Puis, il la ramène sur une petite enclume en fer pour le frapper à coups de marteau afin de l’épaissir. La matière est ensuite passée dans une machine installée dans l’autre angle de l’atelier, appelé le laminoir, afin de l’étirer. Ce morceau étiré servira de matière à souder pour le bijoutier.
Ce geste, le bijoutier le répète en longueur de journée. Le geste est capital pour confectionner les différentes œuvres des plus anodines aux plus célèbres comme la théière, le stylo, les bagues, les colliers, les boucles d’oreilles, le bracelet, les boucles de ceinture etc…
Le bijoutier travaille l’argent, l’or, le bois d’ébène, des pierres semi-précieuses. Sa maîtrise des différentes techniques de gravure sur métal fait de Alhassane Ag Agaly un orfèvre hors pair. Ses gravures sont la marque du temps et de son univers du désert fait d’étoiles, de lune, de soleil, de dunes de sable, de chameaux et parfois de quelques signes du « Tifinart », l’alphabet touareg.

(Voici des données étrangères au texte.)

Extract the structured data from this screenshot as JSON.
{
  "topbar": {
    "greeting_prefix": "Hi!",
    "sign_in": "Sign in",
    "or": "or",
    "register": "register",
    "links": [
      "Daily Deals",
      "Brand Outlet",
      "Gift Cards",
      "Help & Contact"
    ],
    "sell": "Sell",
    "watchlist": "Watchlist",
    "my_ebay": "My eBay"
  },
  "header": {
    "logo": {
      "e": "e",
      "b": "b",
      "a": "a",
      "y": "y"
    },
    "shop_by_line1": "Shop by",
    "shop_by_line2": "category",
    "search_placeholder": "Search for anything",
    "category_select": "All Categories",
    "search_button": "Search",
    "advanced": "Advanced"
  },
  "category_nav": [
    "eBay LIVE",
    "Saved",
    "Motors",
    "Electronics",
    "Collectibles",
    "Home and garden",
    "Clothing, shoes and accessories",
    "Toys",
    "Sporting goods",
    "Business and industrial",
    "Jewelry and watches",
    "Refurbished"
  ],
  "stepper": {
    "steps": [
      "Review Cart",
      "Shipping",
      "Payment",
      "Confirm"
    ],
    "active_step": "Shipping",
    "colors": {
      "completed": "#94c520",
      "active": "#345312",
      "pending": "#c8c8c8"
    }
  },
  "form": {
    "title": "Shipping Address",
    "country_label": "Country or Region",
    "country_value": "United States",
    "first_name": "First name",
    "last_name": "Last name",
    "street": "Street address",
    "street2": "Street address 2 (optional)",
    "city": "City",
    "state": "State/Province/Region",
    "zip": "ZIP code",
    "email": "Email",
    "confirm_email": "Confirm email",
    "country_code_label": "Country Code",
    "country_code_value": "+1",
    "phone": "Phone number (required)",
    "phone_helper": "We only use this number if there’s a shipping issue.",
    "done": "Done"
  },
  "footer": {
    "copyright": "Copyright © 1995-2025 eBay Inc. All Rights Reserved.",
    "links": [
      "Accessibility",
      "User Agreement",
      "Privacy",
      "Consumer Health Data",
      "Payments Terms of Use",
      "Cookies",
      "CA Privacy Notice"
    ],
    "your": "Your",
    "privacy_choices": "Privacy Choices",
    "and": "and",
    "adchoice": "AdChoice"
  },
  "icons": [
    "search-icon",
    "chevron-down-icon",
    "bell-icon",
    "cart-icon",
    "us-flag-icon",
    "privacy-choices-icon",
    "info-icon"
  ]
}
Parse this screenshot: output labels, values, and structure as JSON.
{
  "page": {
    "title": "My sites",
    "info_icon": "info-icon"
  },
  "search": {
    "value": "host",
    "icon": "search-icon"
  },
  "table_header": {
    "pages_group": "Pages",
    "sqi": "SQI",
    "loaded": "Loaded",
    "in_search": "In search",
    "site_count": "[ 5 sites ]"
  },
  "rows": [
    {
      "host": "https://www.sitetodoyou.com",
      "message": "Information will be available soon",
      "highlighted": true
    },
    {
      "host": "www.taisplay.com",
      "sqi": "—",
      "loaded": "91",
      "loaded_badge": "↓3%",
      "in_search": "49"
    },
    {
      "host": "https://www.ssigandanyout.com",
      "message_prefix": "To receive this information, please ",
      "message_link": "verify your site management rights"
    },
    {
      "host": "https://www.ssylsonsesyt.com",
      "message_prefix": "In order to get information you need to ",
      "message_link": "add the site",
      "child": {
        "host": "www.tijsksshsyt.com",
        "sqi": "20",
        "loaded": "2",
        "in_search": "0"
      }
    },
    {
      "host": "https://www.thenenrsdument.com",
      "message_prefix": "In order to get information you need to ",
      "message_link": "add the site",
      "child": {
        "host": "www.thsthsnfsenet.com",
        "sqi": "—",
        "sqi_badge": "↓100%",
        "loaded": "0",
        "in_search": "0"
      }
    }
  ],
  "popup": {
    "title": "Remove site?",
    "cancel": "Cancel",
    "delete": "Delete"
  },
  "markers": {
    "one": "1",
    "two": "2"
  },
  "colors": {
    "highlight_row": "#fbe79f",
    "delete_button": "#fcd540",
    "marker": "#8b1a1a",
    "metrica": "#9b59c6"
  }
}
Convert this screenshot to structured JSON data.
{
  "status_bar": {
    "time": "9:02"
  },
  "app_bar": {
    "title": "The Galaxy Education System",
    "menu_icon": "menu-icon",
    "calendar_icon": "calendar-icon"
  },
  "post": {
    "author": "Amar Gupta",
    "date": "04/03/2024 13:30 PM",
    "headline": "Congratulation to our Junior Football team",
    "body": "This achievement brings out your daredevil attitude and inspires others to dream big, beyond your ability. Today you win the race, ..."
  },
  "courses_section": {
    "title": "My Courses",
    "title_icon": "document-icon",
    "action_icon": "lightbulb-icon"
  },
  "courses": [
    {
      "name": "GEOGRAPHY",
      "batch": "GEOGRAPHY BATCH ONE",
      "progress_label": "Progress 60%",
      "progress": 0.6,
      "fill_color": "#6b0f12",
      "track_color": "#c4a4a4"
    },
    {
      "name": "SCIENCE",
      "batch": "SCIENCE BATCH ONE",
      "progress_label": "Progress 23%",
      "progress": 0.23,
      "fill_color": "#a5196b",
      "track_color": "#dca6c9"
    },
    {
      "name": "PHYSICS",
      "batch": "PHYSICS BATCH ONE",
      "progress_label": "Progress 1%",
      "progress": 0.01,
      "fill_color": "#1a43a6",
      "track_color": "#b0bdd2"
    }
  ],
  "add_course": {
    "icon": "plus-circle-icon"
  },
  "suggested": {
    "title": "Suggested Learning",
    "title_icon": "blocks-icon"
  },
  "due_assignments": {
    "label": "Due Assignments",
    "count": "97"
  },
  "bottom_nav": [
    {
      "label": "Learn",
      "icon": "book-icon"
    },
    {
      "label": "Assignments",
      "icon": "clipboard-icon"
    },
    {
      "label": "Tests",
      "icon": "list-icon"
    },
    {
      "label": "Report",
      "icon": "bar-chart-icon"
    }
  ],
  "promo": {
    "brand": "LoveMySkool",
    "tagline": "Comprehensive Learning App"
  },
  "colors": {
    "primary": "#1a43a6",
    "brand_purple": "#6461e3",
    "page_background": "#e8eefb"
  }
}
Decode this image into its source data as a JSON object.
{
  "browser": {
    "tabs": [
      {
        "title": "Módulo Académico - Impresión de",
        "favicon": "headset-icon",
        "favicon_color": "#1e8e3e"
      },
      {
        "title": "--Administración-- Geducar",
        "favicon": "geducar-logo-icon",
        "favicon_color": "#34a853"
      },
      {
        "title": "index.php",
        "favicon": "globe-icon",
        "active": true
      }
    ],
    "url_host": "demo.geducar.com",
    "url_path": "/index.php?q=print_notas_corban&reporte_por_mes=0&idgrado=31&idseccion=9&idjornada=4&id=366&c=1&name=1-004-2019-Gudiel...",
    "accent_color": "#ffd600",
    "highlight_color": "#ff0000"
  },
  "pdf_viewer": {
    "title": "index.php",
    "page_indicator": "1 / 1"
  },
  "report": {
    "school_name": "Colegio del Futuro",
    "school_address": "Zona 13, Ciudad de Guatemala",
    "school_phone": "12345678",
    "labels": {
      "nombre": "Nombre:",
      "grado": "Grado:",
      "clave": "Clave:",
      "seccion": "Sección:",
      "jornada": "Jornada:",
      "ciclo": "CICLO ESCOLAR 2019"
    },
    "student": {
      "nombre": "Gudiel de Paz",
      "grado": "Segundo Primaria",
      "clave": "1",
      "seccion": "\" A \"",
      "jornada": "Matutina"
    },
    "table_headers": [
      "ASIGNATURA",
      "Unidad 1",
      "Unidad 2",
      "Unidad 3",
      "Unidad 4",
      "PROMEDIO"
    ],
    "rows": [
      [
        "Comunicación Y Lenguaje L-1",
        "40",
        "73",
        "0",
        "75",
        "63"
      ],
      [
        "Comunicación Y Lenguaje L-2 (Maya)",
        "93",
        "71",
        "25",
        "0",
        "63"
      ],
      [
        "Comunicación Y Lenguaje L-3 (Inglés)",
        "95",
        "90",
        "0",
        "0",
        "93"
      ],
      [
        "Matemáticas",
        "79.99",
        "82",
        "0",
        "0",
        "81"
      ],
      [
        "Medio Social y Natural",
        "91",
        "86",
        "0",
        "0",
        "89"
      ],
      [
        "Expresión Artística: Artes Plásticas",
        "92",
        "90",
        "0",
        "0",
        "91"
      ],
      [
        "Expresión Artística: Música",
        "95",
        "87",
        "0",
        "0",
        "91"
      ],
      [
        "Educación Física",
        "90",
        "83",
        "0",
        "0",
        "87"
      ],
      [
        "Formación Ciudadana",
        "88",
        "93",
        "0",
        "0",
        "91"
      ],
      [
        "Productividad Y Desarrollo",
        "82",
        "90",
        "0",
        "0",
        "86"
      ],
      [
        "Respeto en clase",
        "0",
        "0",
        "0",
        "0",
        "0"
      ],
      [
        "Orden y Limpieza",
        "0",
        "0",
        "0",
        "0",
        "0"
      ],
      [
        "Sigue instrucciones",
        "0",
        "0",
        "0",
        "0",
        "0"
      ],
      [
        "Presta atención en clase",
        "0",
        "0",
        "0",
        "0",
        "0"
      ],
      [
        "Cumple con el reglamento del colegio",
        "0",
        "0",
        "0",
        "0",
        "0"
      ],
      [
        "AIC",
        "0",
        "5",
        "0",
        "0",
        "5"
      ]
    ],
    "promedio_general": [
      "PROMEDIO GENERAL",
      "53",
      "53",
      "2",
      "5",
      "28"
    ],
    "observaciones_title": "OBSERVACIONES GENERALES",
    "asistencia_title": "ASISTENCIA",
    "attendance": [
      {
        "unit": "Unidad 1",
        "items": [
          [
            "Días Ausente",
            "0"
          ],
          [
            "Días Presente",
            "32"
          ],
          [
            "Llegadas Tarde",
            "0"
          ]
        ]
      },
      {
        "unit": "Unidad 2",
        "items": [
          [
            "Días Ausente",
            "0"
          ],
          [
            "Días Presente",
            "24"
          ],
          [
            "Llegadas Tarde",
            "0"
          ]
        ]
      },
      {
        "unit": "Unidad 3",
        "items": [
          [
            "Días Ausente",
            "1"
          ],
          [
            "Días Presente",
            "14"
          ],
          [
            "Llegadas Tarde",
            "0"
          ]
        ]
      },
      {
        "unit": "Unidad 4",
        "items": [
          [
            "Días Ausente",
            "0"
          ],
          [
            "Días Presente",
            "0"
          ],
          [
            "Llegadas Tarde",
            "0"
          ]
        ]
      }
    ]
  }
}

Théière à 1,5 million de Fcfa- Des pièces qui ont fait de ce natif de Ménaka, un artisan connu à l’international. En 2000, il remporta le prix Unesco de la création artisanale avec une théière originale. Entièrement conçue en argent, environ trois kilogrammes, avec des fils d’or, cette théière en forme de vase est dotée d’un bec rallongé contrairement aux formes habituelles que nous connaissons. Fabriquée uniquement sur commande, cette théière coûte de nos jours 1,5 million de Fcfa. L’artisan révèle avoir vendu une dizaine du modèle.
En réalité, c’est depuis 1997 qu’il a eu l’idée de fabriquer ce modèle de théière. Dans un premier temps, il essaya le modèle de la théière mauritanienne. Puis, le modèle d’origine chinoise. Finalement, il s’est rendu compte qu’il était en train d’imiter des créations récentes ou celles d’autres pays. Dès lors, il a décidé de rechercher une forme originale afin que son produit ne ressemble pas ce qui est connu. Après plusieurs dessins, il a choisi cette dernière forme qui a été unanimement saluée par des modélistes et des historiens de l’art.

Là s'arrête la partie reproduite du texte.